How to be a fittysomething
The aim should be to develop lean muscle, as Wise has done. The benefits are not solely aesthetic. Muscle depletes with age which in turn leads to loss of strength and a risk of falls, back problems and other skeleto-muscular problems.
When it comes to medical complaints, 50 is the gateway to a whole host of nasty potential conditions including depression, anxiety, erectile dysfunction, diabetes and obesity. These manifest for a range of reasons, largely lifestyle-based. Middle-aged men typically exercise less and drink more: weight becomes harder to shift, energy levels dip and sleep patterns become disrupted.
Dr Dilkes recommends pre-emptive medical intervention. “At the age of 50, every man should be on at least two drugs every day – a statin, no matter what their cholesterol levels are, and a low dose of aspirin. There is a lot of evidence that statins are good for a range of issues and very safe, even in men with normal cholesterol. They are used by millions.

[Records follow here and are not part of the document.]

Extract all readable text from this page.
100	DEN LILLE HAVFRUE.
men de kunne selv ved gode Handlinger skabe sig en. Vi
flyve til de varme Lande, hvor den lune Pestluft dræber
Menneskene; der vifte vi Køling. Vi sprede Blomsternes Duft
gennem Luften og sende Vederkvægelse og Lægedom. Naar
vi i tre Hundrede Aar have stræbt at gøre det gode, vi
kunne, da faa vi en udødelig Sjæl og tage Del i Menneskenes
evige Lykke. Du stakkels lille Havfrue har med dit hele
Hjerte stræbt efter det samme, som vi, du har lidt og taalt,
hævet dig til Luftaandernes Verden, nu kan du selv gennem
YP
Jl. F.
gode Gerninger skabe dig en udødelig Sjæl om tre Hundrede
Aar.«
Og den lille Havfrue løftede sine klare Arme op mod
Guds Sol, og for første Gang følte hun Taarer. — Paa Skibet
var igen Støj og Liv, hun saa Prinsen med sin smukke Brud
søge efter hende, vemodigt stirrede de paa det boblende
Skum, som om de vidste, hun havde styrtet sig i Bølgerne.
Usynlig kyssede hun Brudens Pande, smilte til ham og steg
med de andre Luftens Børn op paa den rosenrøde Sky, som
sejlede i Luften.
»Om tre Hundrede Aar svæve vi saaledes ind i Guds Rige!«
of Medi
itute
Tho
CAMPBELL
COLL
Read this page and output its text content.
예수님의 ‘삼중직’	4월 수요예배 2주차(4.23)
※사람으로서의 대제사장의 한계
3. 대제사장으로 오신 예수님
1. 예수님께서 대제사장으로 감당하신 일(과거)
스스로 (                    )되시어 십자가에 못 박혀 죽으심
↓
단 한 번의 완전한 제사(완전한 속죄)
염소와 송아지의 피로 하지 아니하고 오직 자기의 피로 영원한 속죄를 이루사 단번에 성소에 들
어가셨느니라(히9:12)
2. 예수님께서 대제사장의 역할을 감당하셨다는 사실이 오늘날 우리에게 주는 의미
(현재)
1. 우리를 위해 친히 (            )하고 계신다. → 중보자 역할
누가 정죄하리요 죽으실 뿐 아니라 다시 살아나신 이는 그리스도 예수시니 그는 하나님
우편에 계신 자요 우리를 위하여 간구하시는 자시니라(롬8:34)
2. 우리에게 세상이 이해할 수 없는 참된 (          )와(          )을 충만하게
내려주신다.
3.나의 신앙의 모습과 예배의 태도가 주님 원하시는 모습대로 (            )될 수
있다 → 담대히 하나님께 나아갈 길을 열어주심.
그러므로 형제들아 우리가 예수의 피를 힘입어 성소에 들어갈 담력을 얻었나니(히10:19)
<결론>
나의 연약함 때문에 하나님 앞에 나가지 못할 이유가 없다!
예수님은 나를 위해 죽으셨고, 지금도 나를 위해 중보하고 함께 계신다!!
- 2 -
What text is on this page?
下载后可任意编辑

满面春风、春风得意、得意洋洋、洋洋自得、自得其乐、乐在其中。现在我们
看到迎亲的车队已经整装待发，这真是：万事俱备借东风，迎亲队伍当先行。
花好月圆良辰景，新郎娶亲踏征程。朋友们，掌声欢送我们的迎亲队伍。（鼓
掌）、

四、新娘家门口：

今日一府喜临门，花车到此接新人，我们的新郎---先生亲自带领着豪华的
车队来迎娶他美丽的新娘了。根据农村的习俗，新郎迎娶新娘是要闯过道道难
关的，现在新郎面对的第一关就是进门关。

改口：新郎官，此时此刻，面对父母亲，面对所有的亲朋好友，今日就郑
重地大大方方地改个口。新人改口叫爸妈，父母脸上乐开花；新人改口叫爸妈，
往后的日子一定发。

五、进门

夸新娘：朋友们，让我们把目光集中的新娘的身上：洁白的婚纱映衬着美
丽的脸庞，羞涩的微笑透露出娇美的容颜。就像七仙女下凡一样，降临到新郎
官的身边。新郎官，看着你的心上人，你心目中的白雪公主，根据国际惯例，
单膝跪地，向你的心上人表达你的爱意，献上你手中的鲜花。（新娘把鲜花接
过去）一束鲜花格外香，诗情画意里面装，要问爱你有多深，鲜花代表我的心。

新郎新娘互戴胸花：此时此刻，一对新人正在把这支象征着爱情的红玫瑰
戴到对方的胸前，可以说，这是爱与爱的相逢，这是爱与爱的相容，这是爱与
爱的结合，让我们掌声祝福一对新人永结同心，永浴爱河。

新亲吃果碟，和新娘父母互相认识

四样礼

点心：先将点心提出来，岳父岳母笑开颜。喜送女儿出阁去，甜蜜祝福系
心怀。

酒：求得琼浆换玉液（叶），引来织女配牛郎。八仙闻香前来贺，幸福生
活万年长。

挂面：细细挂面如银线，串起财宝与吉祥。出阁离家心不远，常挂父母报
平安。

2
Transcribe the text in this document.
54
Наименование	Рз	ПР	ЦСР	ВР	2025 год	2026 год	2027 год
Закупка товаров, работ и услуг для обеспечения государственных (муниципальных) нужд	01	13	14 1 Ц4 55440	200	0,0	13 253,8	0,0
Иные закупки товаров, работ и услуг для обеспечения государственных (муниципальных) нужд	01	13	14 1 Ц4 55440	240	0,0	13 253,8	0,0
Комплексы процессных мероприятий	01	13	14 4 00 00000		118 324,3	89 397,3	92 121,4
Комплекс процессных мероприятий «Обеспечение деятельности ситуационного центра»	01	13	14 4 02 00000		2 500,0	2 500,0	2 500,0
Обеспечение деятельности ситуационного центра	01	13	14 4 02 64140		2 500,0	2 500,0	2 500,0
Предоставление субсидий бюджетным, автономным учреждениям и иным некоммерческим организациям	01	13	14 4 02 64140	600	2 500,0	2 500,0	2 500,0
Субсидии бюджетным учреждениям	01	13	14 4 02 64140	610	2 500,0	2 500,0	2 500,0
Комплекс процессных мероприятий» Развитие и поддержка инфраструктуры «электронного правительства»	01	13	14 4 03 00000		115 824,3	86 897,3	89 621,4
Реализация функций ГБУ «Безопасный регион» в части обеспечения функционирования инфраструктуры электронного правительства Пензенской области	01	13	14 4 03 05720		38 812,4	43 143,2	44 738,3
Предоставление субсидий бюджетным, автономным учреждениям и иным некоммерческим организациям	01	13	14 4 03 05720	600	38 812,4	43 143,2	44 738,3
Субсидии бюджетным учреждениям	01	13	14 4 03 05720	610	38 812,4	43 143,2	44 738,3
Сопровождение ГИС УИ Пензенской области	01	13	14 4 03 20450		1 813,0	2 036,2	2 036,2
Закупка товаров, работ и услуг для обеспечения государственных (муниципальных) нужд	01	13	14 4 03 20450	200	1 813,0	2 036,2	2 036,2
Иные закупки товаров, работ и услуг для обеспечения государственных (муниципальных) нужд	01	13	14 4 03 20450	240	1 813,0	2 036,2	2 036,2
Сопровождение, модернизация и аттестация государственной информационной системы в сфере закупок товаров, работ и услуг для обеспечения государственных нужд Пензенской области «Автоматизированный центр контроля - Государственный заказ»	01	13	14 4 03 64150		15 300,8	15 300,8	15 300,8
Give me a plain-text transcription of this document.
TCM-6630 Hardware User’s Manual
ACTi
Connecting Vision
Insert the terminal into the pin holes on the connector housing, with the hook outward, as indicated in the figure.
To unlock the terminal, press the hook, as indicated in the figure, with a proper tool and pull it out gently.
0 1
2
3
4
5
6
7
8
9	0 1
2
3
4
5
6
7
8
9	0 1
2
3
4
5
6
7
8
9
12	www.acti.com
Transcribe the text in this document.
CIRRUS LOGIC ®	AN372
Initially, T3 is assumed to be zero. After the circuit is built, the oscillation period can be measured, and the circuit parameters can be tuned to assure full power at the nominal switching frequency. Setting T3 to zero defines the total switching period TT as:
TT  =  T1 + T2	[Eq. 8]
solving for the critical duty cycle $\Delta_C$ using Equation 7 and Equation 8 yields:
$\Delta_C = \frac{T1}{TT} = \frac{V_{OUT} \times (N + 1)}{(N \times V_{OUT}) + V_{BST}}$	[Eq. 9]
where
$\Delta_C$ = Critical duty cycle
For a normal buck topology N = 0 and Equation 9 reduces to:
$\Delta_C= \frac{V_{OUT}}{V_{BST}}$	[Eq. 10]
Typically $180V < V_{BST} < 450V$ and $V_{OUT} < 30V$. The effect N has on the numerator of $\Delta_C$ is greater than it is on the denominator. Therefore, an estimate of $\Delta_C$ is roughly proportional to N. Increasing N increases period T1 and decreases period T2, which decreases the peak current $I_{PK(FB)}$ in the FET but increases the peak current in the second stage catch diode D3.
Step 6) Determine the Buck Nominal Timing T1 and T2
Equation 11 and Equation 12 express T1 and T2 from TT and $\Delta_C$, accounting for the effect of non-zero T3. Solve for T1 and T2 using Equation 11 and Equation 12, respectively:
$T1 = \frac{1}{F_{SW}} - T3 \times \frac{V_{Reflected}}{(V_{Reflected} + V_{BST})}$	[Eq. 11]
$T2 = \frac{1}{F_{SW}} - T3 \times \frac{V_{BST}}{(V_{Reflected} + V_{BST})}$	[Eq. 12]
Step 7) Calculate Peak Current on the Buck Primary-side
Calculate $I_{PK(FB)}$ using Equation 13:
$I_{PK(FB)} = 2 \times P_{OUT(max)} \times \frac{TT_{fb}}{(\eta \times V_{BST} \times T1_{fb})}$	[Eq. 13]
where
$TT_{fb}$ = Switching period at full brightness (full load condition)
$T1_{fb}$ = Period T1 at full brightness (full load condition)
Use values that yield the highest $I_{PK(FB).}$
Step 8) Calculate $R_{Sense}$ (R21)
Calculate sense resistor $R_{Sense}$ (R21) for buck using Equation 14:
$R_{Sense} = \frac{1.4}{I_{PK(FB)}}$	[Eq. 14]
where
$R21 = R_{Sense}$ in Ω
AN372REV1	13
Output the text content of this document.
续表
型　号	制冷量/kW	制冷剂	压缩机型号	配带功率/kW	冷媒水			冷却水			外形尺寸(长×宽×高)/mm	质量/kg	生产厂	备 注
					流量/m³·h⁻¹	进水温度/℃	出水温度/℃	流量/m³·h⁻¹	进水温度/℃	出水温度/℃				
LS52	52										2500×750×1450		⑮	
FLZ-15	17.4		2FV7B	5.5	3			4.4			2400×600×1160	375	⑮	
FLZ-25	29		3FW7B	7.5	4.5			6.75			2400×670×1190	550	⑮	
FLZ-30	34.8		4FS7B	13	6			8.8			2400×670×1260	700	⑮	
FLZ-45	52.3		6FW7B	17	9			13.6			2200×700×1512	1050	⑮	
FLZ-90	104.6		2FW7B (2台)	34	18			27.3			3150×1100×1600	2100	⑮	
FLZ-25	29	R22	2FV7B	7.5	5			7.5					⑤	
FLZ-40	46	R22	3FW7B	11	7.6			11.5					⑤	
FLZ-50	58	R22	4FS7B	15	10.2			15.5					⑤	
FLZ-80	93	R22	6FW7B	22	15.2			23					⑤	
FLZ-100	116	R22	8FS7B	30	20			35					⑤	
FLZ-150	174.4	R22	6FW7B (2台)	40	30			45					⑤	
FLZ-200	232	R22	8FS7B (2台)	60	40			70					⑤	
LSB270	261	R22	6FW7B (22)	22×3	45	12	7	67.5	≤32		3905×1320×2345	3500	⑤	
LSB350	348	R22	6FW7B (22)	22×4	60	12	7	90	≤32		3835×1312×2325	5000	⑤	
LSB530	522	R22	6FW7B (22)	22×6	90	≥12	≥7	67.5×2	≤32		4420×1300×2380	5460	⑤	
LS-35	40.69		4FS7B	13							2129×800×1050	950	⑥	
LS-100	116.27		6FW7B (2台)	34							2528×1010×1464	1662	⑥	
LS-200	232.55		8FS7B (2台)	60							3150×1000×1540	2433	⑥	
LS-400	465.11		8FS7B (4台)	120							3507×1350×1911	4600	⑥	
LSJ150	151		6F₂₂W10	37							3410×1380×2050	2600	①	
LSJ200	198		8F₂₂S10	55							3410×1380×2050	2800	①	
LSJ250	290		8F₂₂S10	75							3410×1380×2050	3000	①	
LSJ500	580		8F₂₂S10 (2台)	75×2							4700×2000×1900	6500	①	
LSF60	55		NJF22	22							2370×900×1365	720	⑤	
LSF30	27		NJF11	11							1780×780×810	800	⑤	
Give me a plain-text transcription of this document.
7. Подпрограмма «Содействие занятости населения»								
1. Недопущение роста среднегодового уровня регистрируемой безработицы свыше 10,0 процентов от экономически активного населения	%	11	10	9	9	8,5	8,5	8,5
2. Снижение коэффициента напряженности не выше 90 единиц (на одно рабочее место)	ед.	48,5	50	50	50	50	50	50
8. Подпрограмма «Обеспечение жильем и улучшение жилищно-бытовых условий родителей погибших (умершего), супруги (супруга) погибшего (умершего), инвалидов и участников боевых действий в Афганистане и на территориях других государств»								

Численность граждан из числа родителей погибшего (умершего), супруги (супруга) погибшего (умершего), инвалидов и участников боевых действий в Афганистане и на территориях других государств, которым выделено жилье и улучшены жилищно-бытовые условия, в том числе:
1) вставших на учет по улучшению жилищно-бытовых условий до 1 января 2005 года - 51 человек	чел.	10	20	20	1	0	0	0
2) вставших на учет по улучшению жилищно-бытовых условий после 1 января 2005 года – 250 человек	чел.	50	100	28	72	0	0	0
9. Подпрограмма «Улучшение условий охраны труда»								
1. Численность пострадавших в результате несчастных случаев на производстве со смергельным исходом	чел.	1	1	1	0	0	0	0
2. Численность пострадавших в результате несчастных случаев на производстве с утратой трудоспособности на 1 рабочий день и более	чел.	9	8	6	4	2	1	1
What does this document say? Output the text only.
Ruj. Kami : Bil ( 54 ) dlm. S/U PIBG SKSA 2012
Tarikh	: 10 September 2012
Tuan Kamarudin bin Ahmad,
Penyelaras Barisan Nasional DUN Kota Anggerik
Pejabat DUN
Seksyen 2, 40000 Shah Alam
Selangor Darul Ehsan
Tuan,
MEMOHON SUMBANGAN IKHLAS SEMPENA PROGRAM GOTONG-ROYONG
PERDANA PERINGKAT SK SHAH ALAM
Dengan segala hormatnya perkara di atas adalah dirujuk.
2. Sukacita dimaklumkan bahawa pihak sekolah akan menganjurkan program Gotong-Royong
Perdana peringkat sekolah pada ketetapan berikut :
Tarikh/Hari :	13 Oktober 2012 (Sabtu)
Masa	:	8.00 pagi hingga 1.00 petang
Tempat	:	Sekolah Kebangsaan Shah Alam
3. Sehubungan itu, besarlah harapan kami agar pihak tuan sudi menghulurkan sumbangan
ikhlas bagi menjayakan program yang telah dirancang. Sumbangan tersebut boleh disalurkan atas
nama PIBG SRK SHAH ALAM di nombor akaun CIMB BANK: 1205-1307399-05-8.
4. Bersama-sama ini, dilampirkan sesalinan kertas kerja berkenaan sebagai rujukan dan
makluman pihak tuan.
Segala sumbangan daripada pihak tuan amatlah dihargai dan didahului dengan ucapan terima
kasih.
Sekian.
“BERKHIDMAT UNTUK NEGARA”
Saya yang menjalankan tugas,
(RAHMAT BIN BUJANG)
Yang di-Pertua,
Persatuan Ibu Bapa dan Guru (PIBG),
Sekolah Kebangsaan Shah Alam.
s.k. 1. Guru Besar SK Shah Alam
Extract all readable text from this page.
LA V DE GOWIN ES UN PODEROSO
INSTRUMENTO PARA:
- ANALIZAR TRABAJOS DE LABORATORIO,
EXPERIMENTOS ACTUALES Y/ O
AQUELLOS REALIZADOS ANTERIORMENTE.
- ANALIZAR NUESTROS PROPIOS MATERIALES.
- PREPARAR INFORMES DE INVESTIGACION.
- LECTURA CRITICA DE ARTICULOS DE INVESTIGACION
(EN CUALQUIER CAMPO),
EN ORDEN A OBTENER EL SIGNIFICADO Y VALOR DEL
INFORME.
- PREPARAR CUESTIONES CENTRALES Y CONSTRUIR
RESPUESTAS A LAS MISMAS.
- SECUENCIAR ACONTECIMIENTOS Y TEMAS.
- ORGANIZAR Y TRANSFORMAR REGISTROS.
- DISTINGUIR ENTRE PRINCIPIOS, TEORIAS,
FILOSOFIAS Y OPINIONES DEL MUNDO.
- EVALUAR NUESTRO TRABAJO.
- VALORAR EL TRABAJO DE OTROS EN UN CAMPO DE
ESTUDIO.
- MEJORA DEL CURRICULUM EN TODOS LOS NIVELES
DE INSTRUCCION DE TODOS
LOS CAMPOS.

“There is also another wonder drug called metformin, which is an anti-diabetic drug. It is protective against various metabolic diseases and statistics show that it reduces the incidence of bowel cancer.”
Also recommended for fiftysomethings along with standard tests such as blood pressure are regular chest scans, particularly for former smokers. Men concerned about testicular cancer can use home pregnancy tests to screen themselves – a positive result can be an indication of the condition.
And Dilkes also recommends periodic intrusive screening in the form of prostate check-ups and colonoscopies, to check for colon cancer.
“It’s not particularly pleasant,” he admits, “but colon cancer particularly is often diagnosed late, which makes it hard to treat.”
No one said being fit at 50 would be easy. But if the pay-off for time in the gym and the occasional rubber glove is a body like Dennis Wise, plenty of men will be willing to compromise.